Dikatakannya, pada 2019 terjadi gagal bayar sebesar Rp15,508 triliun. Pada Januari-Juni 2020 masih terjadi gagal bayar. Tetapi, mulai Juli 2020 dan seterusnya, tidak terjadi gagal bayar.
“Tahun-tahun sebelumnya memang terjadi gagal bayar di BPJS Kesehatan artinya sudah waktunya rumah sakit itu klaim dan sudah beres klaimnya itu kita belum bisa bayar jadi gagal bayar. Ini yang kemudian disampaikan BPJS surplus Rp 18,74 triliun,” ucap Ali.
Sebelumnya, Fahmi Idris, saat menjadi Direktur Utama BPJS Kesehatan menuturkan kenaikan iuran pada 2020 menjadi salah satu faktor yang membuat keuangan BPJS Kesehatan surplus. Menurutnya, iuran peserta saat ini membuat keuangan menjadi BPJS Kesehatan lebih kuat.
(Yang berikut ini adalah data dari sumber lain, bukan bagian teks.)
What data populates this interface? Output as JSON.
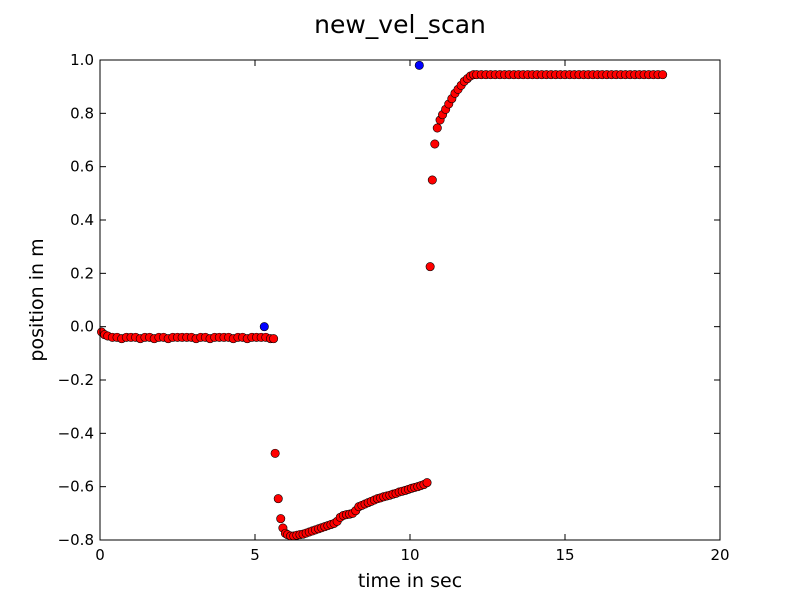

“Salah satu faktor utama adalah penyesuaian iuran, ini akan lebih sustainable (berkelanjutan) saat iuran disesuaikan,” ujarnya dalam konferensi pers secara virtual, Senin (8/2).
Kenaikan iuran ini tertuang dalam PP Nomor 64 Tahun 2020 tentang Perubahan Kedua Atas Peraturan Presiden Nomor 82 tahun 2018 tentang Jaminan Kesehatan.
Berdasarkan beleid itu, iuran kepesertaan mandiri kelas I naik dari Rp80 ribu menjadi Rp150 ribu per peserta.